04What happens if a practice billed for procedures performed by an unlicensed surgical assistant?
OIG treats services provided by unlicensed individuals as non-payable by any federal health care program regardless of payor. If those services were directly billed, damages equal total federal program payments received. If not separately billed, OIG uses total employment or contract costs as the damages proxy—and does not reduce that figure by the practice's federal payor mix.
05Can a practice self-disclose if it is already under a government audit?
Yes. Being under investigation or audit does not automatically disqualify a provider from using the SDP or SRDP, but the disclosure must be made in good faith. Practices in this situation should involve healthcare counsel immediately, as the mitigation benefits are reduced compared to pre-audit disclosure.

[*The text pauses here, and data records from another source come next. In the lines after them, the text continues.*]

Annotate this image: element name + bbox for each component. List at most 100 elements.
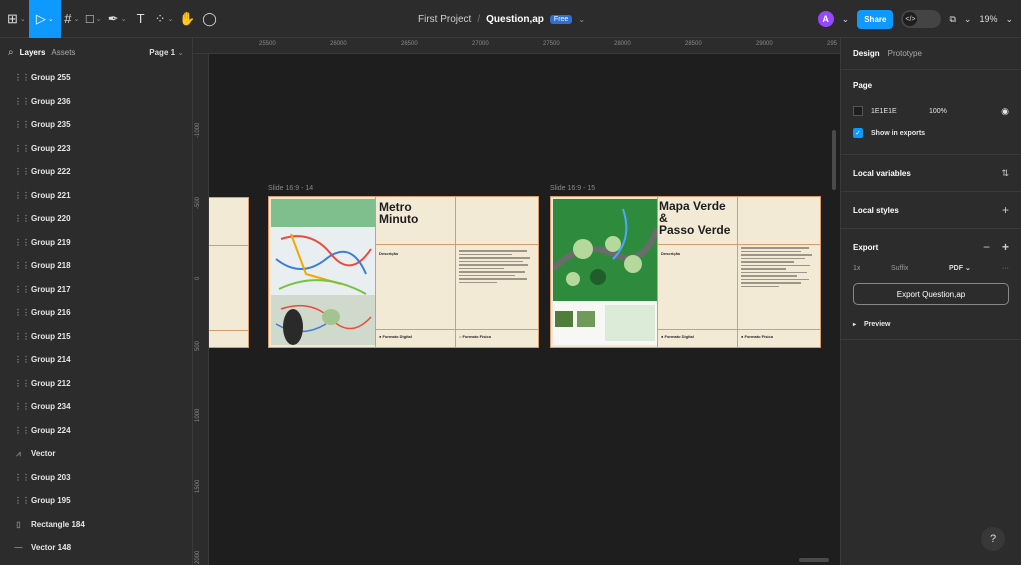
layer-item[interactable]: ⋮⋮ Group 235 xyxy=(0,113,192,137)
slide-guide xyxy=(375,329,538,330)
chevron-down-icon[interactable]: ⌄ xyxy=(1005,14,1013,25)
zoom-level[interactable]: 19% xyxy=(979,14,997,24)
preview-toggle[interactable]: ▸ Preview xyxy=(853,313,1009,335)
format-fisico: ● Formato Físico xyxy=(741,334,774,339)
dev-mode-toggle[interactable]: </> xyxy=(901,10,942,28)
layer-item-label: Vector 148 xyxy=(31,543,72,553)
layer-item-label: Group 235 xyxy=(31,120,71,130)
shape-tool-button[interactable]: □ ⌄ xyxy=(83,0,105,38)
layer-item[interactable]: ⋮⋮ Group 216 xyxy=(0,301,192,325)
layer-item[interactable]: ⋮⋮ Group 255 xyxy=(0,66,192,90)
local-styles-heading[interactable]: Local styles + xyxy=(853,192,1009,228)
layer-item[interactable]: ⋮⋮ Group 212 xyxy=(0,372,192,396)
main-menu-icon: ⊞ xyxy=(7,10,18,26)
page-opacity-value[interactable]: 100% xyxy=(929,108,947,115)
layer-item[interactable]: ⋮⋮ Group 222 xyxy=(0,160,192,184)
chevron-down-icon[interactable]: ⌄ xyxy=(964,14,972,25)
layer-item[interactable]: ▯ Rectangle 184 xyxy=(0,513,192,537)
eye-icon[interactable]: ◉ xyxy=(1001,106,1009,117)
layer-item[interactable]: ⋮⋮ Group 217 xyxy=(0,278,192,302)
ruler-tick: 1500 xyxy=(195,479,201,493)
show-in-exports-checkbox[interactable]: ✓ xyxy=(853,128,863,138)
more-icon[interactable]: ··· xyxy=(1002,265,1009,272)
avatar[interactable]: A xyxy=(817,11,834,27)
photo xyxy=(555,311,573,327)
tab-design[interactable]: Design xyxy=(853,49,880,58)
group-icon: ⋮⋮ xyxy=(14,355,30,365)
frame-label[interactable]: Slide 16:9 - 14 xyxy=(268,185,313,192)
tab-layers[interactable]: Layers xyxy=(20,48,46,57)
chevron-down-icon[interactable]: ⌄ xyxy=(578,15,585,24)
page-fill-row[interactable]: 1E1E1E 100% ◉ xyxy=(853,100,1009,122)
layer-item[interactable]: ⩘ Vector xyxy=(0,442,192,466)
layer-item[interactable]: ⋮⋮ Group 223 xyxy=(0,137,192,161)
remove-icon[interactable]: − xyxy=(983,240,990,254)
layer-item[interactable]: ⋮⋮ Group 218 xyxy=(0,254,192,278)
local-variables-heading[interactable]: Local variables ⇅ xyxy=(853,155,1009,191)
file-name[interactable]: Question,ap xyxy=(486,14,544,25)
layer-item[interactable]: ⋮⋮ Group 220 xyxy=(0,207,192,231)
chevron-down-icon: ⌄ xyxy=(73,15,80,23)
canvas[interactable]: Slide 16:9 - 14 Metro Minuto Descrição ●… xyxy=(209,54,840,565)
group-icon: ⋮⋮ xyxy=(14,261,30,271)
group-icon: ⋮⋮ xyxy=(14,378,30,388)
tab-assets[interactable]: Assets xyxy=(51,48,75,57)
layer-item[interactable]: ⋮⋮ Group 234 xyxy=(0,395,192,419)
tab-prototype[interactable]: Prototype xyxy=(888,49,922,58)
chevron-down-icon: ⌄ xyxy=(177,47,184,57)
file-title[interactable]: First Project / Question,ap Free ⌄ xyxy=(418,0,585,38)
layer-item[interactable]: ⋮⋮ Group 221 xyxy=(0,184,192,208)
layer-item[interactable]: — Vector 148 xyxy=(0,536,192,560)
add-icon[interactable]: + xyxy=(1002,240,1009,254)
frame-label[interactable]: Slide 16:9 - 15 xyxy=(550,185,595,192)
export-suffix-field[interactable]: Suffix xyxy=(891,265,941,272)
top-toolbar: ⊞ ⌄ ▷ ⌄ # ⌄ □ ⌄ ✒ ⌄ T ⁘ ⌄ ✋ ◯ First Project / Question… xyxy=(0,0,1021,38)
slide-14[interactable]: Metro Minuto Descrição ● Formato Digital… xyxy=(268,196,539,348)
frame-tool-button[interactable]: # ⌄ xyxy=(61,0,83,38)
page-selector[interactable]: Page 1 ⌄ xyxy=(149,48,184,57)
export-button[interactable]: Export Question,ap xyxy=(853,283,1009,305)
partial-slide[interactable] xyxy=(209,197,249,348)
description-label: Descrição xyxy=(379,251,399,256)
ruler-horizontal: 25500 26000 26500 27000 27500 28000 28500 29000… xyxy=(193,38,840,54)
resources-tool-button[interactable]: ⁘ ⌄ xyxy=(152,0,177,38)
slide-15[interactable]: Mapa Verde & Passo Verde Descrição ● For… xyxy=(550,196,821,348)
comment-tool-button[interactable]: ◯ xyxy=(199,0,221,38)
layer-item-label: Group 216 xyxy=(31,308,71,318)
vertical-scrollbar[interactable] xyxy=(832,130,836,190)
horizontal-scrollbar[interactable] xyxy=(799,558,829,562)
share-button[interactable]: Share xyxy=(857,9,894,29)
layer-item[interactable]: ⋮⋮ Group 195 xyxy=(0,489,192,513)
layer-item[interactable]: ⋮⋮ Group 214 xyxy=(0,348,192,372)
add-icon[interactable]: + xyxy=(1002,203,1009,217)
present-icon[interactable]: ⧉ xyxy=(949,14,955,25)
search-icon[interactable]: ⌕ xyxy=(8,47,14,58)
tool-list: ⊞ ⌄ ▷ ⌄ # ⌄ □ ⌄ ✒ ⌄ T ⁘ ⌄ ✋ ◯ xyxy=(0,0,221,38)
help-button[interactable]: ? xyxy=(981,527,1005,551)
chevron-down-icon[interactable]: ⌄ xyxy=(842,14,850,25)
rectangle-icon: ▯ xyxy=(16,519,21,529)
show-in-exports-label: Show in exports xyxy=(871,129,926,137)
variables-icon[interactable]: ⇅ xyxy=(1001,168,1009,179)
export-scale[interactable]: 1x xyxy=(853,265,883,272)
layer-item-label: Group 215 xyxy=(31,331,71,341)
color-swatch[interactable] xyxy=(853,106,863,116)
main-menu-button[interactable]: ⊞ ⌄ xyxy=(4,0,29,38)
hand-tool-button[interactable]: ✋ xyxy=(176,0,198,38)
project-name[interactable]: First Project xyxy=(418,14,471,25)
layer-item[interactable]: ⋮⋮ Group 219 xyxy=(0,231,192,255)
page-section: Page 1E1E1E 100% ◉ ✓ Show in exports xyxy=(841,70,1021,155)
layer-item[interactable]: ⋮⋮ Group 224 xyxy=(0,419,192,443)
layer-item[interactable]: ⋮⋮ Group 215 xyxy=(0,325,192,349)
text-tool-button[interactable]: T xyxy=(130,0,152,38)
page-color-value[interactable]: 1E1E1E xyxy=(871,108,921,115)
layer-item[interactable]: ⋮⋮ Group 203 xyxy=(0,466,192,490)
layer-item-label: Group 220 xyxy=(31,214,71,224)
show-in-exports-row[interactable]: ✓ Show in exports xyxy=(853,122,1009,144)
move-tool-button[interactable]: ▷ ⌄ xyxy=(28,0,61,38)
page-selector-label: Page 1 xyxy=(149,47,176,57)
pen-tool-button[interactable]: ✒ ⌄ xyxy=(105,0,130,38)
vector-icon: ⩘ xyxy=(16,448,21,458)
export-format[interactable]: PDF ⌄ xyxy=(949,264,971,272)
layer-item[interactable]: ⋮⋮ Group 236 xyxy=(0,90,192,114)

06Are coding errors alone—without any fraudulent intent—eligible for OIG self-disclosure?
Not necessarily. Pure overpayments resulting from coding errors without a CMP-triggering element should be reported directly to the Medicare Administrative Contractor, not OIG. The SDP is reserved for conduct that could give rise to civil monetary penalties—such as upcoding with knowledge, billing for excluded providers, or kickback-tainted claims. If the retained overpayment has aged past 60 days it may cross into False Claims Act territory, at which point OIG becomes the appropriate channel.